Case ID: mass-app-dec_12/html/0028-01.html
Source: Caselaw Access Project
Author: {"author": "\n      Adlow, C. /.", "license": "Public Domain", "url": "https://static.case.law/"}
Date Created: 2024-08-24T03:29:51.129683

Municipal Court of the City of Boston
    
    No. 407380
    LILLIAN O’CONNELL v. HARRY SPIEGEL
    (June 8
    June 21, 1956)
   Adlow, C. /.

Action of contract or tort to recover for personal injuries sustained by a fall on premises rented by the defendant to the plaintiff. Count 1 is in contract and alleges that the plaintiff was injured by reason of the defendant’s failure to make certain repairs which he agreed to make as part of the rental agreement. In Count 2 the plaintiff claims that she was injured by reason of the negligence of the defendant in permitting a dangerous condition to exist on the premises occupied by the plaintiff.

There was evidence that on October 30, 1954 the plaintiff visited the house which the defendant owned with a view to renting it. It was a single family house consisting of three floors and a basement. The plaintiff informed the defendant that if he would agree to make certain repairs she would rent the house. On the strength of his promise to make the repairs she hired the place at a rental of thirteen dollars per week. One of the things that the defendant promised to repair was the staircase which led from the first floor to the basement. The plaintiff and her husband moved into the house on November 4, 1954. Everything had been repaired as promised except the staircase leading to the basement, and although the defendant, when reminded of it later, promised to take care of it, he never did. On December 29, 1954 while going to the basement the plaintiff fell on the staircase and was injured. The steps were in the same condition at the time of the accident as they were at the time of the renting.

On these facts the court properly ruled that the plaintiff could not recover on her count in tort, but could only establish her right of action on her count in contract. This right was predicated on the landlord’s failure to repair the stairs as he had agreed at the time of the creation of the tenancy. Fiorntino v. Mason, 233 Mass. 451. The sole issue presented by this report concerns the propriety of the judge’s refusal to rule, as requested by the defendant, that the plaintiff could not recover on her contract count for any more than the reasonable cost of making the repairs which the defendant had promised.

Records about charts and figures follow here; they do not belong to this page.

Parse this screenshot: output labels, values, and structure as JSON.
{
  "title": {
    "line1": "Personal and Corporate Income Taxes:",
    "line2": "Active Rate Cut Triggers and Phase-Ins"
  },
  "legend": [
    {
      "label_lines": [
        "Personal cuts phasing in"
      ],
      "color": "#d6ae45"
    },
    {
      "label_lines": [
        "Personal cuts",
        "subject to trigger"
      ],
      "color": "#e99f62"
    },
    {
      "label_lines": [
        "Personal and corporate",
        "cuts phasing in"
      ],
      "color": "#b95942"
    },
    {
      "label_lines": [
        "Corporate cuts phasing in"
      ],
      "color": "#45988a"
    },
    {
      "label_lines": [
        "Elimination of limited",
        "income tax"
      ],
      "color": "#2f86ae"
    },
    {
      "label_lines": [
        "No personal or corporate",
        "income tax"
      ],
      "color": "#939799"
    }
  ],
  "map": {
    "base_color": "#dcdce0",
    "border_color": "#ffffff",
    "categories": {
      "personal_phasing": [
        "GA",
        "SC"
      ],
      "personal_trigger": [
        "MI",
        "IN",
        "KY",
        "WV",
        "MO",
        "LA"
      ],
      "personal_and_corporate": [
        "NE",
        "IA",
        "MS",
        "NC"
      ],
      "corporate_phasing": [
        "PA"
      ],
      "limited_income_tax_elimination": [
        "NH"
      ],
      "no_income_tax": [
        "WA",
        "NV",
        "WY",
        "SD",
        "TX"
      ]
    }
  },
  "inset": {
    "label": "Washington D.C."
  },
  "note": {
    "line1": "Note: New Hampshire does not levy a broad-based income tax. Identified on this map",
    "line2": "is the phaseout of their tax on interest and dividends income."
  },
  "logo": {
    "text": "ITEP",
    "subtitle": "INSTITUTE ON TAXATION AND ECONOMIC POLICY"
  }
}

In relationships such as that in issue the right to recover for personal injuries does not derive from the failure to perform an agreement to repair, but from the fact that one who has made an agreement to repair, has made the repairs, and made them negligently. Shute v. Bills, 191 Mass. 433, 437; Miles v. Janvrin, 196 Mass. 431, 439. In other words, negligent performance of the promise to repair is an in-dispensible prerequisite to a tenant’s right to recover for personal injuries. Had this element been present in the case, there would have been ample evidence to support the plaintiff’s count in tort. Unfortunately for the plaintiff it was not. There could not be a negligent performance where there had been no performance at all. It follows that the plaintiff is limited to whatever rights accrue to her from the failure of the defendant to do anything with respect to his promise to repair. To what is she entitled on this account?

Charles J. Abizaid, for the plaintiff.

Brier and Young, for the defendant.

In Miles v. Janvrin, 200 Mass. 514, at 516 the court in referring to a situation such as that now under review said: "If the landlord fails to do the work, it leaves him liable only for such damages as are the direct result of his breach of contract. This ordinarily would be only the cost of making the repairs. The tenant in such a case is not relieved of the duty of looking out for himself as to the safety of the premises, and refraining from using them if the use would be perilous by the reason of the failure of the landlord to do the work.” In Little v. Gilbert Manufacturing Company, 145 Mass. 169, it was held that the liability of a landlord for his failure to make repairs promised by him would be no greater than that of a carpenter who had agreed to do work and had not performed. In Fiorntino v. Mason, 233 Mass. 451, at 453 the court stated that "Failure to comply with such an agreement gives rise merely to a right of action for breach of contract where the damages commonly are the cost of making repairs.” Grennan v. Murray-Miller Co., 244 Mass. 336; Daniels v. Cohen, 249 Mass. 362; Williston on Contracts (Rev. Ed.) §1404.

It is clear that the court erred in awarding the plaintiff damages for personal injuries on her contract claim. In view of the complete absence in the report of any evidence indicating that the promised repairs had been made by the plaintiff, she becomes entitled to no more than nominal damages under her contract count.

Finding for the plaintiff in the amount of $800 to be vacated. Finding to be entered for the plaintiff on her contract count in the amount of $1.00.